On the other hand...
I am once again quite busy, my to-do list long, and my planner full. I am up late prepping and up early being mom. But relatively, it is So.Much.Easier. The big difference: Even if I'm once again just a step ahead of my students, somewhat breathlessly preparing lessons as I go, I now sit down each night to read the 9 pages I assigned them for homework rather than the 90 pages I assigned them for homework. The tenfold workload reduction in that part of prep time is a glorious, glorious thing. My pillow and I are getting reacquainted.
*Princeton Theological Seminary Master's of Divinity. We know some such folks and think they're pretty special.


3 comments:
Holy, that's a lot of homework for Edith-it sounds crazy to me. Is this second grade or is it private school vs public? Are they making sure parents feel like they are getting their money's worth at the expense of students' (and parents') sanity?

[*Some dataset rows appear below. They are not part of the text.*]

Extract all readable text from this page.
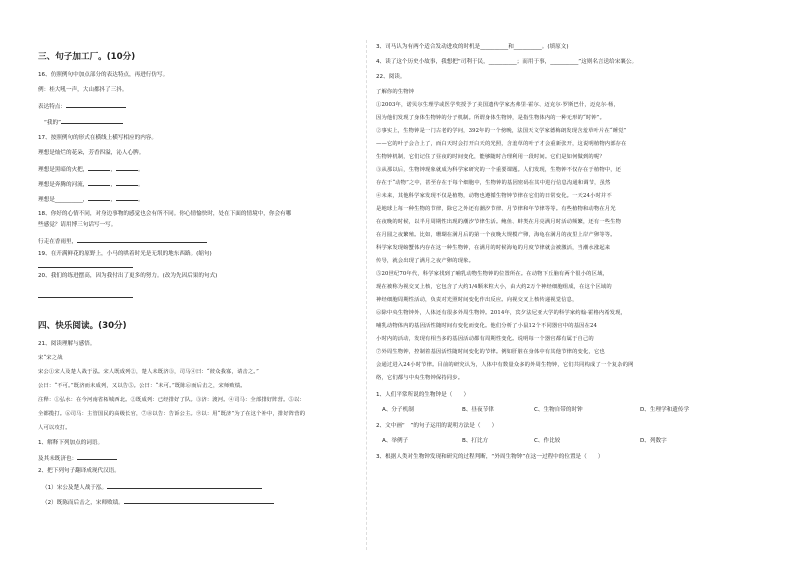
三、句子加工厂。(10分)
16、仿照例句中加点部分的表达特点，再进行仿写。
例：桂大吼一声，大山都抖了三抖。
表达特点：
“我的”
17、按照例句的形式在横线上横写相应的内容。
理想是灿烂的花朵，芳香四溢，沁人心脾。
理想是黑暗的火把，	，	。
理想是奔腾的河流，	，	。
理想是__________，	，	。
18、你好的心情不同，对身边事物的感觉也会有所不同。你心情愉快时，处在下面的情境中，你会有哪
些感觉？请用博三句话写一写。
行走在香雨里，
19、在开满鲜花的原野上，小马的哄着时光是无垠的地东西路。(缩句)
20、我们的练进摆高，因为我付出了更多的努力。(改为先因后果的句式)
四、快乐阅读。(30分)
21、阅读理解与感悟。
宋“宋之战
宋公①宋人及楚人战于泓。宋人既成列②，楚人未既济③，司马④曰：“彼众我寡，请击之。”
公曰：“不可。”既济而未成列，又以告⑤。公曰：“未可。”既陈⑥而后击之，宋师败绩。
注释：①弘水：在今河南省柘城西北。②既成列：已经排好了队。③济：渡河。④司马：全部排好阵营。⑤以：
全都揽打。⑥司马：主管国民的高级长官，⑦⑧以告：告诉公主。⑨以：用“既济”为了在这个补中，排好阵营的
人可以攻打。
1、解释下列加点的词语。
及其未既济也：
2、把下列句子翻译成现代汉语。
（1）宋公及楚人战于泓。
（2）既陈而后击之，宋师败绩。
3、司马认为有两个适合发动进攻的时机是__________和__________。(填原文)
4、读了这个历史小故事，我想把“司利于民，__________；而用于事，__________”这则名言送给宋襄公。
22、阅读。
了解你的生物钟
①2003年，诺贝尔生理学或医学奖授予了美国遗传学家杰弗里·霍尔、迈克尔·罗斯巴什，迈克尔·杨，
因为他们发现了身体生物钟的分子机制。所谓身体生物钟，是指生物体内的一种无形的“时钟”。
②事实上，生物钟是一门古老的学问，392年的一个傍晚，法国天文学家德梅朗发现含羞草叶片在“睡觉”
——它的叶子会合上了，而白天时会打开白天的光照，含羞草的叶子才会重新张开，这说明植物内部存在
生物钟机制，它们记住了昼夜的时间变化，能够随时合理利用一段时间。它们是如何做到的呢？
③从那以后，生物钟现象就成为科学家研究的一个重要课题。人们发现，生物钟不仅存在于植物中，还
存在于“动物”之中，甚至存在于每个细胞中，生物钟的基因密码在其中进行信息沟通和调节，虽然
④未来，其他科学家发现不仅是植物，动物也遵循生物钟节律在它们的日常变化。一天24小时并不
是地球上每一种生物的节律，除它之外还有潮汐节律、月节律和年节律等等。有些植物和动物在月光
在夜晚的时候，以半月周期性出现的潮汐节律生活。鲍鱼、蚌类在月亮满月时活动频繁，还有一些生物
在月圆之夜繁殖。比如，珊瑚在满月后的第一个夜晚大规模产卵，海龟在满月的夜里上岸产卵等等。
科学家发现螃蟹体内存在这一种生物钟，在满月的时候海龟的月度节律就会被激活，当潮水涨起来
传导，就会出现了满月之夜产卵的现象。
⑤20世纪70年代，科学家找到了哺乳动物生物钟的位置所在。在动物下丘脑有两个很小的区域，
现在被称为视交叉上核，它包含了大约1/4颗米粒大小，由大约2万个神经细胞组成，在这个区域的
神经细胞周期性活动，负责对光照时间变化作出反应。向视交叉上核传递视觉信息，
⑥除中央生物钟外，人体还有很多外周生物钟。2014年，宾夕法尼亚大学的科学家约翰·霍格内希发现，
哺乳动物体内的基因活性随时间有变化而变化。他们分析了小鼠12个不同器官中的基因在24
小时内的活动，发现有相当多的基因活动都有周期性变化。说明每一个器官都有属于自己的
⑦外周生物钟，控制着基因活性随时间变化的节律。例如肝脏在身体中有其他节律的变化，它也
会通过进入24小时节律。目前的研究认为，人体中有数量众多的外周生物钟，它们共同构成了一个复杂的网
络，它们都与中央生物钟保持同步。
1、人们平常所说的生物钟是（　　）
A、分子机制	B、昼夜节律	C、生物自带的时钟	D、生理学和遗传学
2、文中画“　”的句子运用的说明方法是（　　）
A、举例子	B、打比方	C、作比较	D、列数字
3、根据人类对生物钟发现和研究的过程判断，“外周生物钟”在这一过程中的位置是（　　）
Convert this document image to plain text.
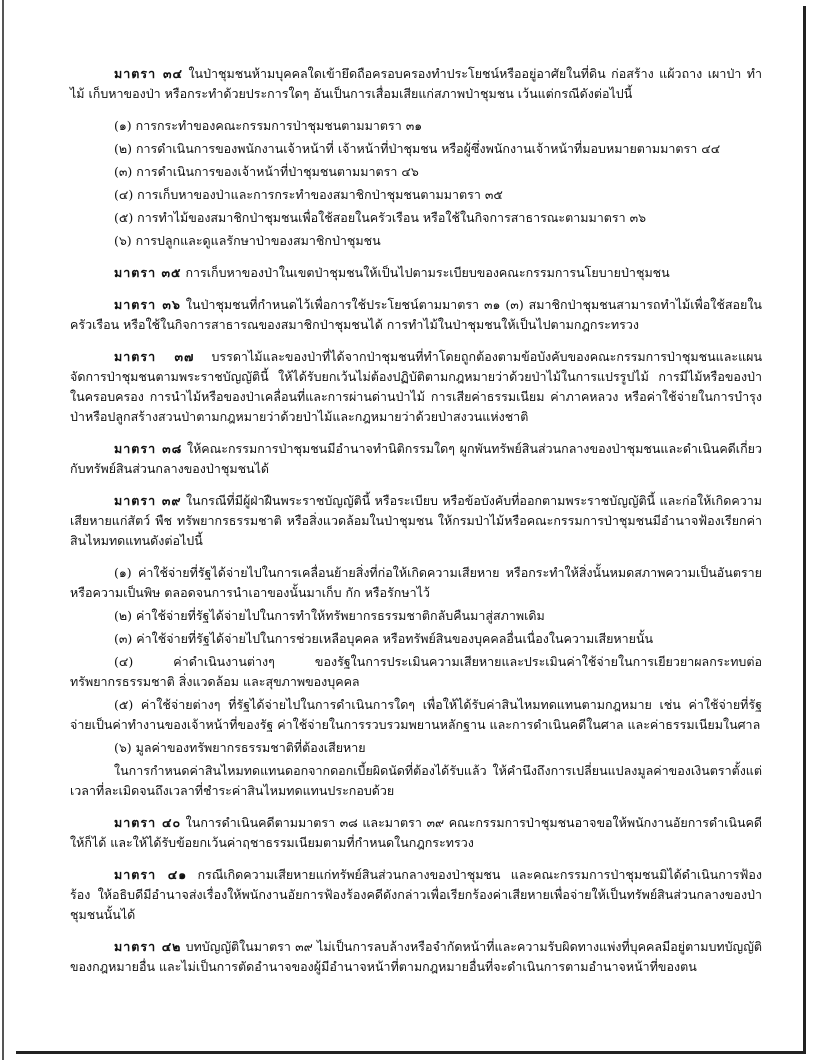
มาตรา ๓๔ ในป่าชุมชนห้ามบุคคลใดเข้ายึดถือครอบครองทำประโยชน์หรืออยู่อาศัยในที่ดิน ก่อสร้าง แผ้วถาง เผาป่า ทำไม้ เก็บหาของป่า หรือกระทำด้วยประการใดๆ อันเป็นการเสื่อมเสียแก่สภาพป่าชุมชน เว้นแต่กรณีดังต่อไปนี้

(๑) การกระทำของคณะกรรมการป่าชุมชนตามมาตรา ๓๑

(๒) การดำเนินการของพนักงานเจ้าหน้าที่ เจ้าหน้าที่ป่าชุมชน หรือผู้ซึ่งพนักงานเจ้าหน้าที่มอบหมายตามมาตรา ๔๔

(๓) การดำเนินการของเจ้าหน้าที่ป่าชุมชนตามมาตรา ๔๖

(๔) การเก็บหาของป่าและการกระทำของสมาชิกป่าชุมชนตามมาตรา ๓๕

(๕) การทำไม้ของสมาชิกป่าชุมชนเพื่อใช้สอยในครัวเรือน หรือใช้ในกิจการสาธารณะตามมาตรา ๓๖

(๖) การปลูกและดูแลรักษาป่าของสมาชิกป่าชุมชน

มาตรา ๓๕ การเก็บหาของป่าในเขตป่าชุมชนให้เป็นไปตามระเบียบของคณะกรรมการนโยบายป่าชุมชน

มาตรา ๓๖ ในป่าชุมชนที่กำหนดไว้เพื่อการใช้ประโยชน์ตามมาตรา ๓๑ (๓) สมาชิกป่าชุมชนสามารถทำไม้เพื่อใช้สอยในครัวเรือน หรือใช้ในกิจการสาธารณของสมาชิกป่าชุมชนได้ การทำไม้ในป่าชุมชนให้เป็นไปตามกฎกระทรวง

มาตรา ๓๗ บรรดาไม้และของป่าที่ได้จากป่าชุมชนที่ทำโดยถูกต้องตามข้อบังคับของคณะกรรมการป่าชุมชนและแผนจัดการป่าชุมชนตามพระราชบัญญัตินี้ ให้ได้รับยกเว้นไม่ต้องปฏิบัติตามกฎหมายว่าด้วยป่าไม้ในการแปรรูปไม้ การมีไม้หรือของป่าในครอบครอง การนำไม้หรือของป่าเคลื่อนที่และการผ่านด่านป่าไม้ การเสียค่าธรรมเนียม ค่าภาคหลวง หรือค่าใช้จ่ายในการบำรุงป่าหรือปลูกสร้างสวนป่าตามกฎหมายว่าด้วยป่าไม้และกฎหมายว่าด้วยป่าสงวนแห่งชาติ

มาตรา ๓๘ ให้คณะกรรมการป่าชุมชนมีอำนาจทำนิติกรรมใดๆ ผูกพันทรัพย์สินส่วนกลางของป่าชุมชนและดำเนินคดีเกี่ยวกับทรัพย์สินส่วนกลางของป่าชุมชนได้

มาตรา ๓๙ ในกรณีที่มีผู้ฝ่าฝืนพระราชบัญญัตินี้ หรือระเบียบ หรือข้อบังคับที่ออกตามพระราชบัญญัตินี้ และก่อให้เกิดความเสียหายแก่สัตว์ พืช ทรัพยากรธรรมชาติ หรือสิ่งแวดล้อมในป่าชุมชน ให้กรมป่าไม้หรือคณะกรรมการป่าชุมชนมีอำนาจฟ้องเรียกค่าสินไหมทดแทนดังต่อไปนี้

(๑) ค่าใช้จ่ายที่รัฐได้จ่ายไปในการเคลื่อนย้ายสิ่งที่ก่อให้เกิดความเสียหาย หรือกระทำให้สิ่งนั้นหมดสภาพความเป็นอันตราย หรือความเป็นพิษ ตลอดจนการนำเอาของนั้นมาเก็บ กัก หรือรักษาไว้

(๒) ค่าใช้จ่ายที่รัฐได้จ่ายไปในการทำให้ทรัพยากรธรรมชาติกลับคืนมาสู่สภาพเดิม

(๓) ค่าใช้จ่ายที่รัฐได้จ่ายไปในการช่วยเหลือบุคคล หรือทรัพย์สินของบุคคลอื่นเนื่องในความเสียหายนั้น

(๔) ค่าดำเนินงานต่างๆ ของรัฐในการประเมินความเสียหายและประเมินค่าใช้จ่ายในการเยียวยาผลกระทบต่อทรัพยากรธรรมชาติ สิ่งแวดล้อม และสุขภาพของบุคคล

(๕) ค่าใช้จ่ายต่างๆ ที่รัฐได้จ่ายไปในการดำเนินการใดๆ เพื่อให้ได้รับค่าสินไหมทดแทนตามกฎหมาย เช่น ค่าใช้จ่ายที่รัฐจ่ายเป็นค่าทำงานของเจ้าหน้าที่ของรัฐ ค่าใช้จ่ายในการรวบรวมพยานหลักฐาน และการดำเนินคดีในศาล และค่าธรรมเนียมในศาล

(๖) มูลค่าของทรัพยากรธรรมชาติที่ต้องเสียหาย

ในการกำหนดค่าสินไหมทดแทนดอกจากดอกเบี้ยผิดนัดที่ต้องได้รับแล้ว ให้คำนึงถึงการเปลี่ยนแปลงมูลค่าของเงินตราตั้งแต่เวลาที่ละเมิดจนถึงเวลาที่ชำระค่าสินไหมทดแทนประกอบด้วย

มาตรา ๔๐ ในการดำเนินคดีตามมาตรา ๓๘ และมาตรา ๓๙ คณะกรรมการป่าชุมชนอาจขอให้พนักงานอัยการดำเนินคดีให้ก็ได้ และให้ได้รับข้อยกเว้นค่าฤชาธรรมเนียมตามที่กำหนดในกฎกระทรวง

มาตรา ๔๑ กรณีเกิดความเสียหายแก่ทรัพย์สินส่วนกลางของป่าชุมชน และคณะกรรมการป่าชุมชนมิได้ดำเนินการฟ้องร้อง ให้อธิบดีมีอำนาจส่งเรื่องให้พนักงานอัยการฟ้องร้องคดีดังกล่าวเพื่อเรียกร้องค่าเสียหายเพื่อจ่ายให้เป็นทรัพย์สินส่วนกลางของป่าชุมชนนั้นได้

มาตรา ๔๒ บทบัญญัติในมาตรา ๓๙ ไม่เป็นการลบล้างหรือจำกัดหน้าที่และความรับผิดทางแพ่งที่บุคคลมีอยู่ตามบทบัญญัติของกฎหมายอื่น และไม่เป็นการตัดอำนาจของผู้มีอำนาจหน้าที่ตามกฎหมายอื่นที่จะดำเนินการตามอำนาจหน้าที่ของตน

So great that you found a good place for Alice, I was in a situation where I didn't feel good about a daycare and it was not a good feeling. Like you I had a stroke of luck with a last minute opening in a good place, makes you feel so much better as a parent when it works out.
Yay, and yay, and yay for new things working out!
Echoing Lina about finding good daycare-- being unsure that your kid is in a good place makes it really hard to work (we ended up having a crazy jigsaw schedule of undergrad babysitters, which worked, barely, for the months that we needed it to).
That sounds like a lot of homework for us... but Sam's 2nd grade class starts homework on Oct 1, so I'll report back.
Glad your prep is manageable this time around (-:
Lina, I wondered the same thing and was hoping some other parents of 2nd graders reading here would offer their perspective. So far my only other data point is from a colleague whose daughter in Edith's class and was also here in K and 1st grade. She said that this was a huge jump in the amount of homework compared to 1st grade at this school.